Fort du retour chez Griselda, cet album est devenu plus visible que les précédents, plus accessible aussi, toutes proportions gardées. Et il est l'un des plus célébrés de l'année 2021, tout comme son récent successeur Balès Cho. Sur le tard, il reçoit l'accueil qui aurait dû être réservé à H.B.O, et il donne raison aux vers suivants, lancés par le rappeur de Newark dès le premier titre, "The 26th Letter" : "Mach-Hommy est une icône, fin de citation, ce sera l'année où j'aurai mon trench-coat en python". Cependant, le rappeur ne pense pas qu'à lui.
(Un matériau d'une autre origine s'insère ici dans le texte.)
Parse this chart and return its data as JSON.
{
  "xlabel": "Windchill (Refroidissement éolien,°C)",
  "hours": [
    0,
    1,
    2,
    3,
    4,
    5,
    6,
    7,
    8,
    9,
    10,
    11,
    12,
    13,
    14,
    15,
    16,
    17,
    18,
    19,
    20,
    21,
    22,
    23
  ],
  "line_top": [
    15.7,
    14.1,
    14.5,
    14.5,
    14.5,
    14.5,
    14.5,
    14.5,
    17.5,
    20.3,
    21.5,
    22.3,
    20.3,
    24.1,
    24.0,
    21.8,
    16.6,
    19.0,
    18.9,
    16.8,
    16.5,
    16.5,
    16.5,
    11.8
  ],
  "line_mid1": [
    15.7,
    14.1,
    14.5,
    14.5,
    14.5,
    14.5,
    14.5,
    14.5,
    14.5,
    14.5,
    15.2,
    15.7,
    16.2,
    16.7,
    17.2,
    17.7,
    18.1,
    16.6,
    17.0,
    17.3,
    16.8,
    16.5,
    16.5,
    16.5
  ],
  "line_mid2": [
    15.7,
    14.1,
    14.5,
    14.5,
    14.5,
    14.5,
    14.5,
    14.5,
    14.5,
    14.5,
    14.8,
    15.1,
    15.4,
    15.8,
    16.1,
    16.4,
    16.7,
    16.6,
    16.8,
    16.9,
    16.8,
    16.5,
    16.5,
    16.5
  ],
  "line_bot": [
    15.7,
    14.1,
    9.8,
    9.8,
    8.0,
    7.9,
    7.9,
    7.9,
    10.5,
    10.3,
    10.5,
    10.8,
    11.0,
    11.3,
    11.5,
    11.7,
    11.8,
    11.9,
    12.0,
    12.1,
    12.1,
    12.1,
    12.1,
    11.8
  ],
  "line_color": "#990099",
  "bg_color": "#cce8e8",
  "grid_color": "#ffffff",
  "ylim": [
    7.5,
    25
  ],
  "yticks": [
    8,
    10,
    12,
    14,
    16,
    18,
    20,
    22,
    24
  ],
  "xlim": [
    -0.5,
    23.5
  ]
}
Au cœur de son propos, figure encore Haïti. Mach-Hommy nous invite à prier pour ce pays éternellement martyr, dont le dernier malheur aura été, avant la parution de l'album, le meurtre de son président. Il a prévu de verser 20% des ventes à un fonds destiné à subventionner des cours d'informatique sur l'île, et l'interlude "Kreyol" exalte la richesse de la langue du même nom.

C'est donc de son milieu, celui des enfants de ce pays, que Mach-Hommy traite sur des titres tels que "The Stellar Ray Theory", quand il joue de métaphores climatiques pour parler de résilience ("la pluie a tombé, nous pas mouillés", y chante-t-il). C'est de son expérience, celle par exemple de la disette évoquée sur "Kriminel". C'est des siens, comme quand, à travers sa mère, il rend un hommage à toutes les femmes noires sur "Marie". Sur cet "Au Revoir", produit par la légende de la mixtape DJ Green Lantern, un autre sommet de l'album, le rappeur déclare vouloir "faire en sorte que tout le monde et leurs mamans entendent parler de Mach-Hommy". Mais à en croire le ton morne avec lequel il dit cela, la soif de succès n'est pas le vrai moteur de cette entreprise. Mach-Hommy a d'autres missions, il a bien d'autres choses à faire entendre.